Поезд прибывал на станцию рано утром, еще до рассвета, и она боялась проспать. Проводница, уже несколько раз проходя мимо нее, заверила: "Да не бойтесь вы, не проедете!" - и все равно по временам чувствовала тревожный взгляд, высматривавший ее из мягкого мрака белевших простынями плацкартов, после чего обычно неплотно хлопала дверь тамбура и по вагону начинало тянуть сладковатым дымком дорогих сигарет.
"И чего ей не спится, сегодня никто, на удивление, и не храпит, спи себе". Проводница зевнула и посмотрела на расписание, потом в окно. Ей захотелось просто, по-бабьи разговориться с пассажиркой, повздыхать, покивать головой, мол, да, все они одним миром мазаны: либо пьют, либо по бабам шастают. Или о детях, да и мало ли о чем еще. Она даже уже поднялась, но потом вспомнила о дорогом маникюре спутницы, о сапожках, на которые самой ей полгода работать, да и то неизвестно, хватит ли, и передумала....
За окном шел дождь. Иногда он усиливался, и тогда изогнутые, черные потоки стекали по стеклу вниз. Там, в полях, было черно и дико, будто уже и не на земле. И хоть бы один огонек! Но освещенные станции и полустанки попадались редко и тут же размывались дрожащей, безмерной, глянцевитой заоконной мглой. Ей становилось все страшнее: куда она ехала, что забыла в этой довременной, перекатывающей темные валы беспамятства степной стороне?
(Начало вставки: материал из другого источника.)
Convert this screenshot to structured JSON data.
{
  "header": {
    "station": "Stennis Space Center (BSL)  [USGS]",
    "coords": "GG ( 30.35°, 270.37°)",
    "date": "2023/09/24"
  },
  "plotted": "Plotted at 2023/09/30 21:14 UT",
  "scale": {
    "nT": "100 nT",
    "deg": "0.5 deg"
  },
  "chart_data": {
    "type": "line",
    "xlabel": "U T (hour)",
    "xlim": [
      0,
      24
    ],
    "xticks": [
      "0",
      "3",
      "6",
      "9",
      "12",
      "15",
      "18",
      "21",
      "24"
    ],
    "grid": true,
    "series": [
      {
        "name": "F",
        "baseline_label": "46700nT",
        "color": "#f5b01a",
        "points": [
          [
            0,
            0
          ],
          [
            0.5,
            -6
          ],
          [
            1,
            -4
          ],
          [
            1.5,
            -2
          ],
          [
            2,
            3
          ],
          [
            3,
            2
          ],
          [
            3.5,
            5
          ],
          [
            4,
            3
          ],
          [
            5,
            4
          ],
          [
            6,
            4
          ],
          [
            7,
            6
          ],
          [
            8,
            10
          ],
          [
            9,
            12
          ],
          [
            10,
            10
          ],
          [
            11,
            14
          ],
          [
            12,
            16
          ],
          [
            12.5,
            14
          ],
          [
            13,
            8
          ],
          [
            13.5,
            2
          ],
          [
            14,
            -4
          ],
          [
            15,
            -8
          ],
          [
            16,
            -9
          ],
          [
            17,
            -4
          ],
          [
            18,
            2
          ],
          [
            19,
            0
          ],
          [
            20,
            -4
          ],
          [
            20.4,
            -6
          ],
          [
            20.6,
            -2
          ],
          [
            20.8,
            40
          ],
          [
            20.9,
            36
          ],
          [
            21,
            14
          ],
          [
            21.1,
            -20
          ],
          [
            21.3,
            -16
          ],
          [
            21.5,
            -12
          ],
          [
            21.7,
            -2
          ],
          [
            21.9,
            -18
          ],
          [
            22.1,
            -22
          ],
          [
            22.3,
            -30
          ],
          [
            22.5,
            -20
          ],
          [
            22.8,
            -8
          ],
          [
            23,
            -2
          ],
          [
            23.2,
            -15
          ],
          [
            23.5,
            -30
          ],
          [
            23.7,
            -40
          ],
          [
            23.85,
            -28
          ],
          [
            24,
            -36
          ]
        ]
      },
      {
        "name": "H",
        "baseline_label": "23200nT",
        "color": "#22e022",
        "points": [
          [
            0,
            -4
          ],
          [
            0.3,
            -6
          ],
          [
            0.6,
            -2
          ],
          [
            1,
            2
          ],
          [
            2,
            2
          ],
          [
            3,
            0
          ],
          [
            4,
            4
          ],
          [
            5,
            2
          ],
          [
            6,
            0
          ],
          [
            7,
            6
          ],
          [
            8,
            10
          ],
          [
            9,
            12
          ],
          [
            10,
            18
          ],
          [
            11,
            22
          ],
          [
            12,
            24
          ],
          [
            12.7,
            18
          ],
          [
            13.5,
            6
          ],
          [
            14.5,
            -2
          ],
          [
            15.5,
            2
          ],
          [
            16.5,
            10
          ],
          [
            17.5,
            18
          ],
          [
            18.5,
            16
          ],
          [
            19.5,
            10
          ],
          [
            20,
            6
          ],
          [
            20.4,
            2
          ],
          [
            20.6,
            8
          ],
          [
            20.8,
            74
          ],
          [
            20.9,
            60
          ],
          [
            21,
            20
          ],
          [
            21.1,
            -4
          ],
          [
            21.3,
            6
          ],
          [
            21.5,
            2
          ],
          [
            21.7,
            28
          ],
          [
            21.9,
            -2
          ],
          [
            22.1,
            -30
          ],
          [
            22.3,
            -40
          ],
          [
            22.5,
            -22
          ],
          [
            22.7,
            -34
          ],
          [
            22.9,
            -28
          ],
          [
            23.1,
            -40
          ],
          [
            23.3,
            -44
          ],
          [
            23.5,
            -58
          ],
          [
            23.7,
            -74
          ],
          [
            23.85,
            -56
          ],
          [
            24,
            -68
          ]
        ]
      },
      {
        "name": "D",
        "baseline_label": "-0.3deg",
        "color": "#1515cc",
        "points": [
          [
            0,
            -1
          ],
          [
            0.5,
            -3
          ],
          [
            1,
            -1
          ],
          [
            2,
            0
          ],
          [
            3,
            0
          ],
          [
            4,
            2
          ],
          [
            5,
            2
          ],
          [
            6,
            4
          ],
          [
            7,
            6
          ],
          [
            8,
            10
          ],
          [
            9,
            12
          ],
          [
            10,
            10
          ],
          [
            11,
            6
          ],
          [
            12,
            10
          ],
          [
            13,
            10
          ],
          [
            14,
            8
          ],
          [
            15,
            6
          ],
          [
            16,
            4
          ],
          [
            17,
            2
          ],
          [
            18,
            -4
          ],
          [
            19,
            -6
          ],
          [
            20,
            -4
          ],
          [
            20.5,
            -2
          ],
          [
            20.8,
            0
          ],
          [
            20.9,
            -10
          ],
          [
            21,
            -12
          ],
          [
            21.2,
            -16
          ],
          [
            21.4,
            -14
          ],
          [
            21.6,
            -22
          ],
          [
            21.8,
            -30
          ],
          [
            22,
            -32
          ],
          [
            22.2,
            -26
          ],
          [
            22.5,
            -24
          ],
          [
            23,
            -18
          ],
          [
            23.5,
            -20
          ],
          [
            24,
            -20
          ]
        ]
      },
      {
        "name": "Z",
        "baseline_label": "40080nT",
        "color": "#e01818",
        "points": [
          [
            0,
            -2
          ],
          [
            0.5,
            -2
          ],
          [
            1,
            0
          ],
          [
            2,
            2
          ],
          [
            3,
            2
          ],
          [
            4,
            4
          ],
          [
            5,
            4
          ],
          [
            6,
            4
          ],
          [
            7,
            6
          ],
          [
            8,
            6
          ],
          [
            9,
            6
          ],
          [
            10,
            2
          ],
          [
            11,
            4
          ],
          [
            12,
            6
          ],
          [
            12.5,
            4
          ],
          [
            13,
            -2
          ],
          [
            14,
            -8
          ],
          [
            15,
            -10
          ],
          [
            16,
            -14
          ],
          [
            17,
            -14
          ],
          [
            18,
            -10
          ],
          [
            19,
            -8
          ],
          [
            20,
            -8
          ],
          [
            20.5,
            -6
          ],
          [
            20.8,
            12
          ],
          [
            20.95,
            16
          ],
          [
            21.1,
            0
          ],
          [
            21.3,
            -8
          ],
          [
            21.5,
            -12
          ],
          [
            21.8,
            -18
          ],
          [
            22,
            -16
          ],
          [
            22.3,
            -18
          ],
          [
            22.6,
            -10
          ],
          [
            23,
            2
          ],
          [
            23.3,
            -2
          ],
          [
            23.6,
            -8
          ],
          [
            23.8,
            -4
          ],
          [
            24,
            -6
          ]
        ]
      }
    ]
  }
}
Она вообще в последнее время не узнавала себя - стала нервной, много курила, сменила за полгода несколько работ, мужиков. Потом вспомнила его, их юность, ласковое южное море, доверчивую близость и чистоту молодости, огромные и непроницаемые, как театральный занавес, ночи в небольшом приморском городке и звезды, которые, казалось, можно было потрогать рукой, а потом - снежную студенческую Москву, мохнатые снежинки на ресницах, которые он, счастливый, сцеловывал с ее блестевших глаз.
Что он напридумал, что наговорила она ему, вообще - что случилось у них тогда? Ведь они были, пожалуй, самой красивой парой в институте - вам бы, говорили, на подиум. Туда она после института и пошла. Одна. А он похоронил себя здесь, в этой глуши, где на нее смотрели бы как на привидение из телевизора, и она уже начинала это чувствовать.
"Боже, зачем я все это! К чему... Ну, разменяла четвертый десяток, ну и что - мужики липнут еще хлеще; имя себе сделала, работу могу выбирать и не бояться, что больше не предложат.... Хотя скоро могут уже и не предложить... Плевать, уйду в другой бизнес......
А вот он - какой он сейчас? Сильно ли изменился? Верно, заматерел, раздался, а может, наоборот,... опустился, пьет? Здесь, говорят, все пьют. Да и как здесь не запьешь!"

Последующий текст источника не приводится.